Mathieu Mategot (France, 1910-2001)

Mathieu Matégot (4 April 1910 – February 2001) was a Hungarian/French designer and material artist. He was one of the most renowned French designers of the 1950s.

                                        
Born and educated at the Beaux Arts school in Budapest, furniture and tapestry designer Mathieu Matégot moved to France in the early 1930s, where he worked as a window dresser and women’s clothing designer.
He learned metalworking techniques as a prisoner of war in the 1940s, and upon his release began designing furniture, pioneering many of what we now identify as midcentury design tropes, like metal-mounted rattan, steel tubing, and perforated sheet metal.

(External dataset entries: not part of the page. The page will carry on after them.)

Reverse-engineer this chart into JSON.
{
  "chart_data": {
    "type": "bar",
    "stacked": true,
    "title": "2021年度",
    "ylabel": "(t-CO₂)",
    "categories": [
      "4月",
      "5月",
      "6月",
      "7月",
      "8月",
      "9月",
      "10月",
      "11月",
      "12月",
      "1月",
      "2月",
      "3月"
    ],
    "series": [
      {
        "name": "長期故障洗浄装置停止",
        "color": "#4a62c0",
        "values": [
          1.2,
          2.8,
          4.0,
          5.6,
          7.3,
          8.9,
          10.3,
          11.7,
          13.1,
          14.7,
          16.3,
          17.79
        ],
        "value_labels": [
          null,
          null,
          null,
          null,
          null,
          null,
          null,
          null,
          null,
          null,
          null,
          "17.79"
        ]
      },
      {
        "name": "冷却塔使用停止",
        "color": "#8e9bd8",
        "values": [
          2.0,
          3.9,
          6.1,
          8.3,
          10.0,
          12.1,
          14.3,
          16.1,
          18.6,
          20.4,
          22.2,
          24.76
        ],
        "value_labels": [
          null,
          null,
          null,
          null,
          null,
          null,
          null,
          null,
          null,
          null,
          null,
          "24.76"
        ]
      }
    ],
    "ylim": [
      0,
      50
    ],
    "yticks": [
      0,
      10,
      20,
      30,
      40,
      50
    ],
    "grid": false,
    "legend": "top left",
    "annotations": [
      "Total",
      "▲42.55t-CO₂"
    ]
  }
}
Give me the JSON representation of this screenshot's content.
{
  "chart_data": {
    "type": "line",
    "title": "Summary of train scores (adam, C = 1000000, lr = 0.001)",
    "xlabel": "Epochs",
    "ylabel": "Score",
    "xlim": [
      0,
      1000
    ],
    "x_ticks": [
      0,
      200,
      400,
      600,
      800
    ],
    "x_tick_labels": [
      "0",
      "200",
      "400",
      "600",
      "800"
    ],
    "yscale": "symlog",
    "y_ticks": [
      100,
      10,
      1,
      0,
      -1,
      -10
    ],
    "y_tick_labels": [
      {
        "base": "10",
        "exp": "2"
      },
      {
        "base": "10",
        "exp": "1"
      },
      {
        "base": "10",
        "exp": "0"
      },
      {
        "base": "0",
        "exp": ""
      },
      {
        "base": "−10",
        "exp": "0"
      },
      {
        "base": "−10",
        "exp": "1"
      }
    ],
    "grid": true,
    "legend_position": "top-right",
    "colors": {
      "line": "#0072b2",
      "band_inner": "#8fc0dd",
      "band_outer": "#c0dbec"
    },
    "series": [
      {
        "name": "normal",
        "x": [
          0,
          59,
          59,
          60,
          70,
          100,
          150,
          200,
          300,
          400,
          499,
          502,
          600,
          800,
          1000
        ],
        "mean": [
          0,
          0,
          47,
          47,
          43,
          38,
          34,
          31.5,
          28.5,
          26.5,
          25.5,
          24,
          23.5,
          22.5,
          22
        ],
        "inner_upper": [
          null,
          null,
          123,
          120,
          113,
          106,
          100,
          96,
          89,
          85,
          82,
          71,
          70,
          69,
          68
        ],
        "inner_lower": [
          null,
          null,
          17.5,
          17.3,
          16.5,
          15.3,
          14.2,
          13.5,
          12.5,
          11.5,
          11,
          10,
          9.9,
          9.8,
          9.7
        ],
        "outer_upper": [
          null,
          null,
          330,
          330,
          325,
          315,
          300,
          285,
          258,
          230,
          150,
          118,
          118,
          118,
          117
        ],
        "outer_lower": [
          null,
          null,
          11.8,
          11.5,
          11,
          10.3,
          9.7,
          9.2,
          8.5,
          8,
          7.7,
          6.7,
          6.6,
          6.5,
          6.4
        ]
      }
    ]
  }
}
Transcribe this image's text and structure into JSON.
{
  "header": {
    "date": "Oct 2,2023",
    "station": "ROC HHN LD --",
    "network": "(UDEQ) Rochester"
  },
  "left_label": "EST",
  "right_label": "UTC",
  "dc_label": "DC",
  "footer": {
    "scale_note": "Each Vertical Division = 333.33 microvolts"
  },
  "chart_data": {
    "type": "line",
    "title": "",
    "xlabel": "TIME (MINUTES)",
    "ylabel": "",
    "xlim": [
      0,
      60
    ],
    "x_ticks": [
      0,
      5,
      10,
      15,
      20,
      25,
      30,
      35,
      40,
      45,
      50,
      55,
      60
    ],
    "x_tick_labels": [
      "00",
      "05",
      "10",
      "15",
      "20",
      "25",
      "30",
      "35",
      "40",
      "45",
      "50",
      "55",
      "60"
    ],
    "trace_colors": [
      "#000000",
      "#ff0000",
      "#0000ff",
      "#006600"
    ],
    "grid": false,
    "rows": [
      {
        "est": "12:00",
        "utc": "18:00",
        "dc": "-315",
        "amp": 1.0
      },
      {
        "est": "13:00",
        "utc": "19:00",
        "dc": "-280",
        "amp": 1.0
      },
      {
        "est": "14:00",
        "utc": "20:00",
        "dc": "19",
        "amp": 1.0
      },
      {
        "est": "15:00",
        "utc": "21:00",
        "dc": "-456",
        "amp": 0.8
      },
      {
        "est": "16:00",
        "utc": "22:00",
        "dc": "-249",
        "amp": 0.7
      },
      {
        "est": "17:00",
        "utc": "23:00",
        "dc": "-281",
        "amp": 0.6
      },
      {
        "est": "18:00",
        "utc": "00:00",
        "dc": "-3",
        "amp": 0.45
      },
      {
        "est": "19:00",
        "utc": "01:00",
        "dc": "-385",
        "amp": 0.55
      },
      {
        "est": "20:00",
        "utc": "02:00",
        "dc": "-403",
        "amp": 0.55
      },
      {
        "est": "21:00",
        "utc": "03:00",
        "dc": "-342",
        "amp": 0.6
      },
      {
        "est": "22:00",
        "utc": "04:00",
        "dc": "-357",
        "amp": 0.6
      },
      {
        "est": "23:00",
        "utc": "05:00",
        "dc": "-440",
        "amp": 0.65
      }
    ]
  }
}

The workshop made chairs, tables, sideboards, desks and other objects that he had designed. At first based in Paris, the workshop later moved to Casablanca. All the furniture and other objects had clever, practical and amusing designs. Distributed to decoration shops in editions of 200, his work was extremely successful.
Matégot designed the three-legged "Nagasaki" chair in 1954 and the "Copacabana" armchair (1955/1956), both made of steel tube and perforated sheet metal, characteristic materials whose use Matégot pioneered. The Nagasaki chair is now held in the design collection at the Musée des Arts Décoratifs, Paris. The Copacabana armchair is in the design collection at the Centres George Pompidou, Beaubourg, Paris.
Matégot furnished or decorated numerous prestigious buildings such as the Hotel de France in Conakry (1951), the Drugstrore Publicis (1958) and the Maison de l'ORTF both in Paris (1962).
By the 1970s, Matégot returned to producing tapestries, many of which evoke Abstract Expressionist paintings.